Ustinov sat back expansively in his chair in an office in Hollywood. He was atrociously dressed in a blue-green corduroy suit, brown brogans, a black-and white hound's-tooth dress shirt and a Day-Glo lavender necktie.
"You have to be eye-catching these days," he said, denying being color blind.
Ustinov said he can manage the appearance of being foreign in any culture in which he finds himself.
"I play a Belgian in the Hercule Poirot detective films," he said. "At one point I played nothing but ancient Romans. I even played an old American in 'Logan's Run.' It was depressing because he was 100 years old and the makeup man said it would take only 20 minutes to apply greasepaint to make me look that old.
"They gave me an Emmy for playing a Greek--Socrates. In 'Viva Max' I was a Mexican general. Then I was an Italian-American in 'An Angel Flew Over Brooklyn.'
"I can speak Dutch, which makes it easy for me to play Dutchmen. They speak deeper in their throats than any race, which makes them sound as if they're speaking from a great distance.
"Germans? Of course. Many. I played Beethoven in my own play in Berlin--in German.

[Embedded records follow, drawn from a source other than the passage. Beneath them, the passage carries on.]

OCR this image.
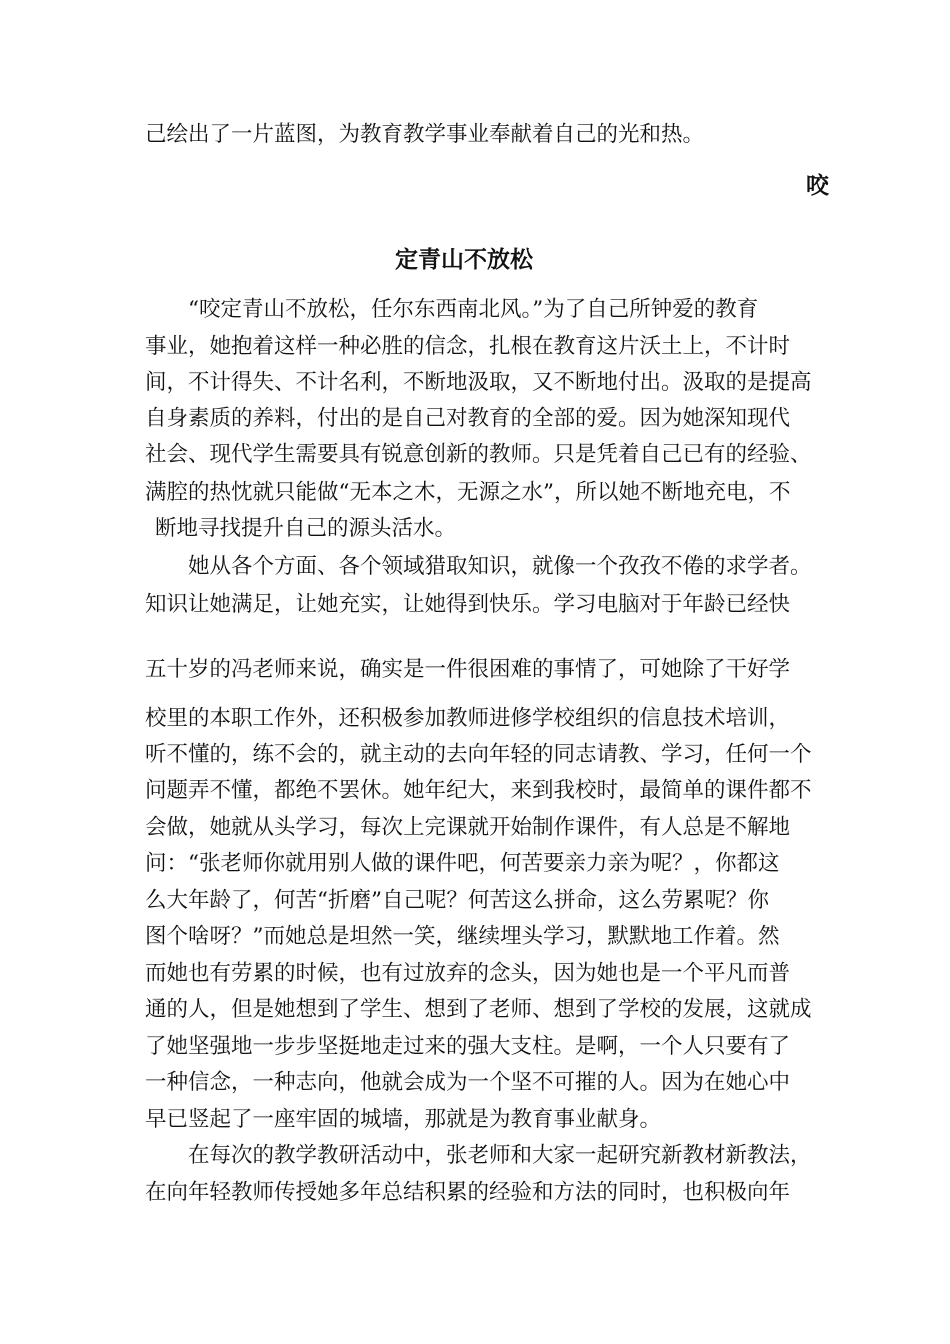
己绘出了一片蓝图，为教育教学事业奉献着自己的光和热。
咬
定青山不放松
“咬定青山不放松，任尔东西南北风。”为了自己所钟爱的教育
事业，她抱着这样一种必胜的信念，扎根在教育这片沃土上，不计时
间，不计得失、不计名利，不断地汲取，又不断地付出。汲取的是提高
自身素质的养料，付出的是自己对教育的全部的爱。因为她深知现代
社会、现代学生需要具有锐意创新的教师。只是凭着自己已有的经验、
满腔的热忱就只能做“无本之木，无源之水”，所以她不断地充电，不
断地寻找提升自己的源头活水。
她从各个方面、各个领域猎取知识，就像一个孜孜不倦的求学者。
知识让她满足，让她充实，让她得到快乐。学习电脑对于年龄已经快
五十岁的冯老师来说，确实是一件很困难的事情了，可她除了干好学
校里的本职工作外，还积极参加教师进修学校组织的信息技术培训，
听不懂的，练不会的，就主动的去向年轻的同志请教、学习，任何一个
问题弄不懂，都绝不罢休。她年纪大，来到我校时，最简单的课件都不
会做，她就从头学习，每次上完课就开始制作课件，有人总是不解地
问：“张老师你就用别人做的课件吧，何苦要亲力亲为呢？，你都这
么大年龄了，何苦“折磨”自己呢？何苦这么拼命，这么劳累呢？你
图个啥呀？”而她总是坦然一笑，继续埋头学习，默默地工作着。然
而她也有劳累的时候，也有过放弃的念头，因为她也是一个平凡而普
通的人，但是她想到了学生、想到了老师、想到了学校的发展，这就成
了她坚强地一步步坚挺地走过来的强大支柱。是啊，一个人只要有了
一种信念，一种志向，他就会成为一个坚不可摧的人。因为在她心中
早已竖起了一座牢固的城墙，那就是为教育事业献身。
在每次的教学教研活动中，张老师和大家一起研究新教材新教法，
在向年轻教师传授她多年总结积累的经验和方法的同时，也积极向年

It was a great success.
"I was a Nazi in an English farce titled 'The Goose Stepped Out' in 1941. And I was the crown prince of Bavaria in 'Lady L.' I was cast as a German psychiatrist in 'Hammersmith is Out.'
"I was not overlooked by Scandinavia. I played the Norwegian 'Peer Gynt.' However, I've never played an Indian, which I regret. I was a Polish spy in one film, but I've forgotten the title.
"I began my career in school playing a pig in a children's play. I wore a pig mask and the mistress wrote in her report that I was 'adequate' in the part. Not really an inspiration for an actor."
Ustinov is the author of two novels, an autobiography titled "Dear Me," two collections of short stories, two books about Russia and currently a pair of novellas.
"Writing and acting are different disciplines," he said. "Acting, to my mind, is a sport. It makes you feel rather better than jogging does. Writing is more difficult. Not a sport at all."
Next on his agenda, hopefully, is "The Man Who Loved Hitchcock," in which Ustinov would play the famed director involved with a criminal who commits crimes based on Hitchcock movies.
"Everybody loves the script, but nobody wants to put money into it," he sighed. "I would dearly love to play Hitchcock."